Wicklow based sculptor Helen O'Connell divides her practice between her studio at home by the sea in Bray, Ireland and Tre Luci Studios in Pietrasanta, Italy. The natural world is usually the inspirational point of departure in her work. Her sculpture is inspired by organic biomorphic forms found in nature, sequences and patterning found in the natural world, Irelands ancient relationship with stone as a medium and the recurring symbolic motif of the circle. Increasingly her sculpture seeks to draw attention to the epic scale of geological time contained in these stones and their fossils.

 

After graduating in English Literature and Art History from Trinity College Dublin O'Connell studied stone sculpture in Leitrim Sculpture Centre, at the Nicoli Studios in Cararra, Italy and in the marble quarries of Alentejo, Portugal.

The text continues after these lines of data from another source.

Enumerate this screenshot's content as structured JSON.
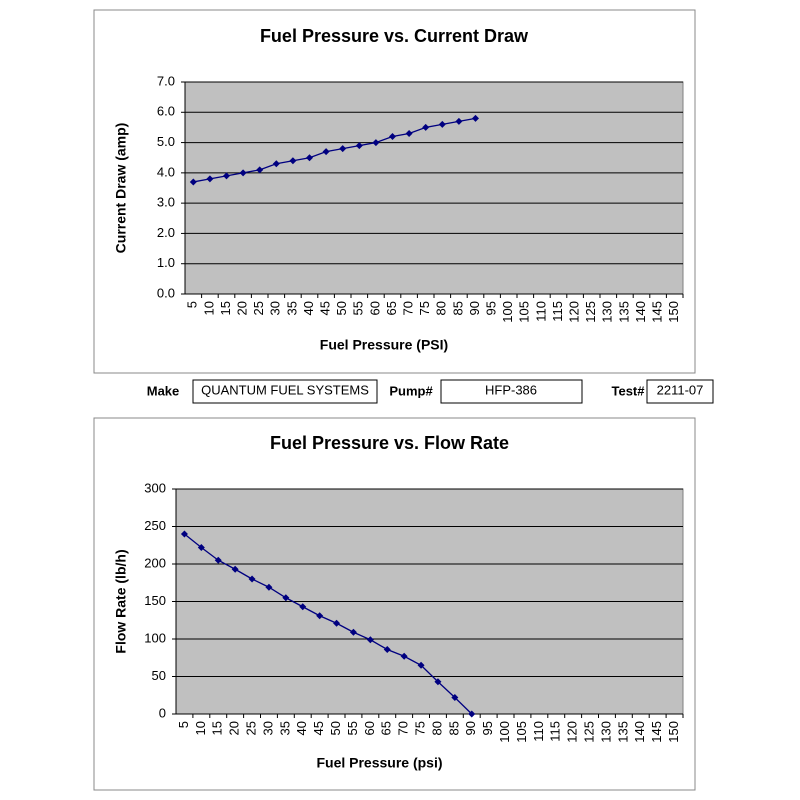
{
  "chart_data": [
    {
      "type": "line",
      "title": "Fuel Pressure vs. Current Draw",
      "x_label": "Fuel Pressure (PSI)",
      "y_label": "Current Draw (amp)",
      "categories": [
        "5",
        "10",
        "15",
        "20",
        "25",
        "30",
        "35",
        "40",
        "45",
        "50",
        "55",
        "60",
        "65",
        "70",
        "75",
        "80",
        "85",
        "90",
        "95",
        "100",
        "105",
        "110",
        "115",
        "120",
        "125",
        "130",
        "135",
        "140",
        "145",
        "150"
      ],
      "series": [
        {
          "color": "#000080",
          "values": [
            3.7,
            3.8,
            3.9,
            4.0,
            4.1,
            4.3,
            4.4,
            4.5,
            4.7,
            4.8,
            4.9,
            5.0,
            5.2,
            5.3,
            5.5,
            5.6,
            5.7,
            5.8,
            null,
            null,
            null,
            null,
            null,
            null,
            null,
            null,
            null,
            null,
            null,
            null
          ]
        }
      ],
      "ylim": [
        0,
        7
      ],
      "yticks": [
        {
          "value": 0,
          "label": "0.0"
        },
        {
          "value": 1,
          "label": "1.0"
        },
        {
          "value": 2,
          "label": "2.0"
        },
        {
          "value": 3,
          "label": "3.0"
        },
        {
          "value": 4,
          "label": "4.0"
        },
        {
          "value": 5,
          "label": "5.0"
        },
        {
          "value": 6,
          "label": "6.0"
        },
        {
          "value": 7,
          "label": "7.0"
        }
      ],
      "grid": true
    },
    {
      "type": "line",
      "title": "Fuel Pressure vs. Flow Rate",
      "x_label": "Fuel Pressure (psi)",
      "y_label": "Flow Rate (lb/h)",
      "categories": [
        "5",
        "10",
        "15",
        "20",
        "25",
        "30",
        "35",
        "40",
        "45",
        "50",
        "55",
        "60",
        "65",
        "70",
        "75",
        "80",
        "85",
        "90",
        "95",
        "100",
        "105",
        "110",
        "115",
        "120",
        "125",
        "130",
        "135",
        "140",
        "145",
        "150"
      ],
      "series": [
        {
          "color": "#000080",
          "values": [
            240,
            222,
            205,
            193,
            180,
            169,
            155,
            143,
            131,
            121,
            109,
            99,
            86,
            77,
            65,
            43,
            22,
            0,
            null,
            null,
            null,
            null,
            null,
            null,
            null,
            null,
            null,
            null,
            null,
            null
          ]
        }
      ],
      "ylim": [
        0,
        300
      ],
      "yticks": [
        0,
        50,
        100,
        150,
        200,
        250,
        300
      ],
      "grid": true
    }
  ],
  "info": {
    "make_label": "Make",
    "make": "QUANTUM FUEL SYSTEMS",
    "pump_label": "Pump#",
    "pump": "HFP-386",
    "test_label": "Test#",
    "test": "2211-07"
  }
}
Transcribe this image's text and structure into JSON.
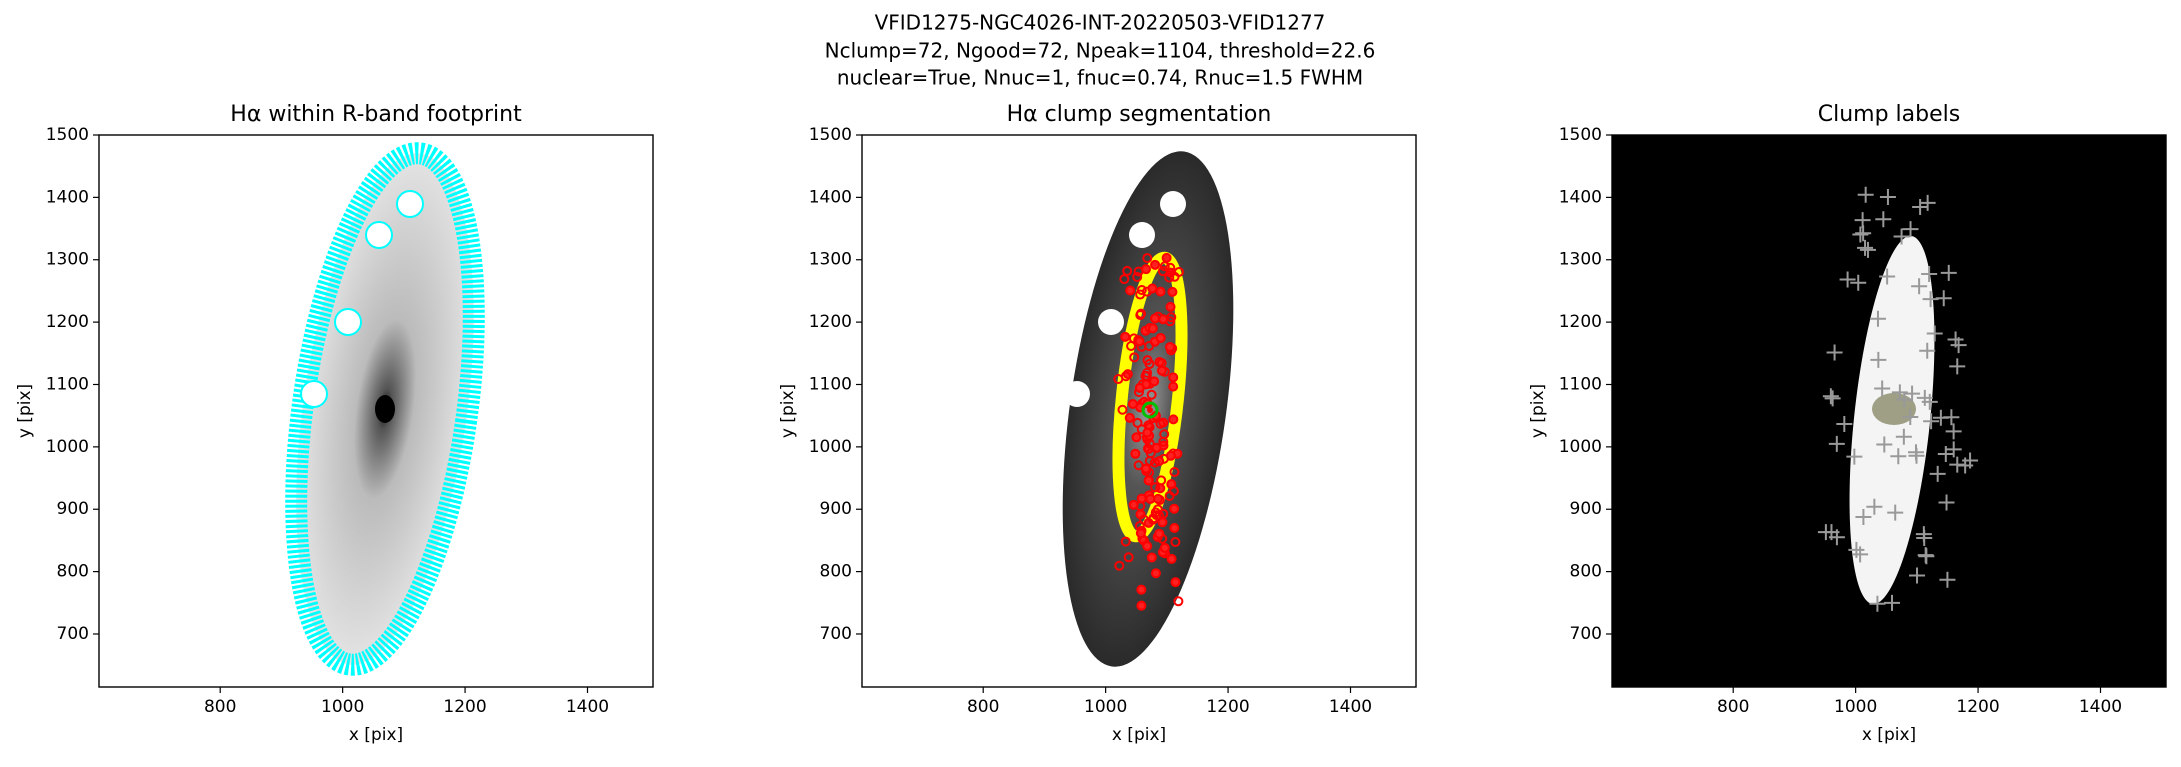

She has had several solo exhibitions such as ‘the stone the circle the rhythm’ in Dublin’s Talbot Gallery, ‘Carriage na Farraige’ at the Signal Arts Centre and ‘circular breathing’ at the Mermaid Arts Centre. Her work has been shown in London, Paris, New York, Torino, Belgrade, Wales and throughout Ireland. Her work is in many public and private collections in Ireland and abroad. The Irish embassy in Washington D.C., The Office of Public Works, The H.S.E and Bono are recent collectors. 

She is currently a member of 'Homo Faber' (a celebration of European excellence in craftsmanship), the Michelangelo Foundation and the Design and Crafts Council of Ireland (who recently voted her one of Irelands ‘Craft Heroes’ in celebration of 50 years of the Design and Crafts Council) and is represented by ‘rhyme studios’ in New York.